Indeed, the observation of the regression of autoimmune multiple sclerosis during pregnancy has led to some fascinating studies. Non-pregnant women with MS have been given 8 mgs of estriol per day (the pregnancy level) and their MS has gone into regression. When the estriol is stopped it comes back, and when it is started again it goes away (including the removal of brain lesions). Phase II clinical trials are currently under way. One of the fascinating aspects of these initial studies showed that estriol could powerfully modulate TNFa, a significant inflammatory signal that is overactive in many autoimmune problems. A separate cell study shows that estriol is far better than estradiol at protecting brain cells from toxic exposure.
Estriol has proven effective as a treatment for vaginal dryness and atrophy, as well as urinary tract infections. It has been shown to help relieve hot flashes, acting as a natural hormone balancer. It helps many women with mood. If you try some, make sure you can tell it is doing something useful.
The body of evidence shows that estriol is safe and effective, a form of estrogen that is produced throughout one's life. It acts as an antioxidant and anti-inflammatory, and is particularly effective at protecting the female system and nervous system.
As with any bioidentical hormone replacement, women should always ensure they are working on an overall health improvement program and it is moving in the right direction. Never rely on any one hormone as a "magic bullet." And always keep it to a level that is within what your body would naturally produce.
Estriol is readily available in OTC creams and through a compounding pharmacist.
Hormones decline with age along with the malfunction of cells and many other problems. There is no short cut to improving health and slowing aging. You need to understand how hormones work, including their risks, before trying any yourself.

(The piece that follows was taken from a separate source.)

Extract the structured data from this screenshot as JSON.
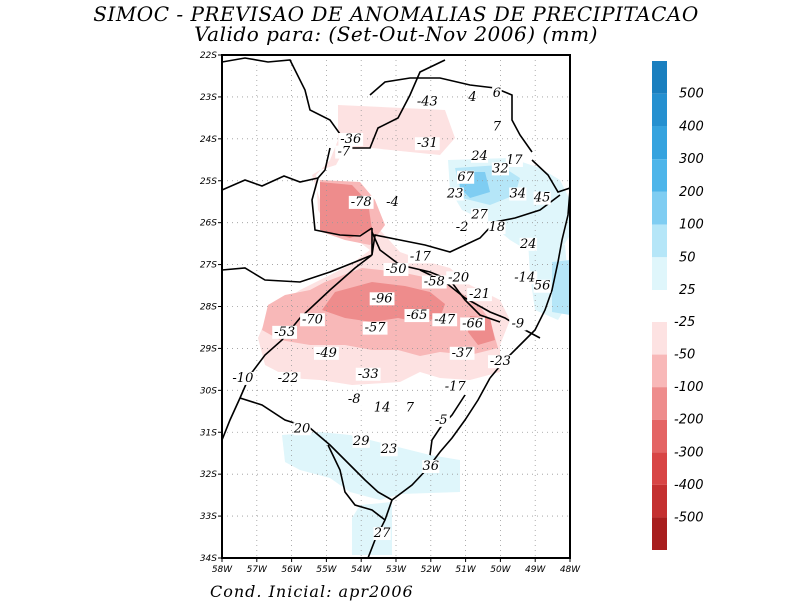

It is always recommended that you work on improving health issues in general at the same time that you try any type of bioidentical hormone. I am a believer in not using bioidentical hormones at levels above what your body naturally makes, as the results can be unpredictable and possibly health-deteriorating.
Lab tests for hormones are relatively meaningless, since they have no way of predicting the safe metabolism of any hormone in your body, including bioidentical hormones. There is no need for such testing anyway, if you are using hormones at levels at or below what your body naturally makes. As a diagnostic tool to guide a bioidentical treatment plan, there is little data to prove that the paradigm of testing and then dispensing hormones is sound. Unfortunately, there are many pitfalls.
It is particularly important to improve insulin resistance, leptin resistance, estrogen dominance, and growth hormone function to facilitate longevity. There are many effective ways to do this without bioidentical hormones, beginning with consistent exercise (and that means much more than most people do), adequate sleep, and a better quality diet. Dietary supplements are often helpful tools and bioidentical progesterone and estriol can be of help for many women when done right.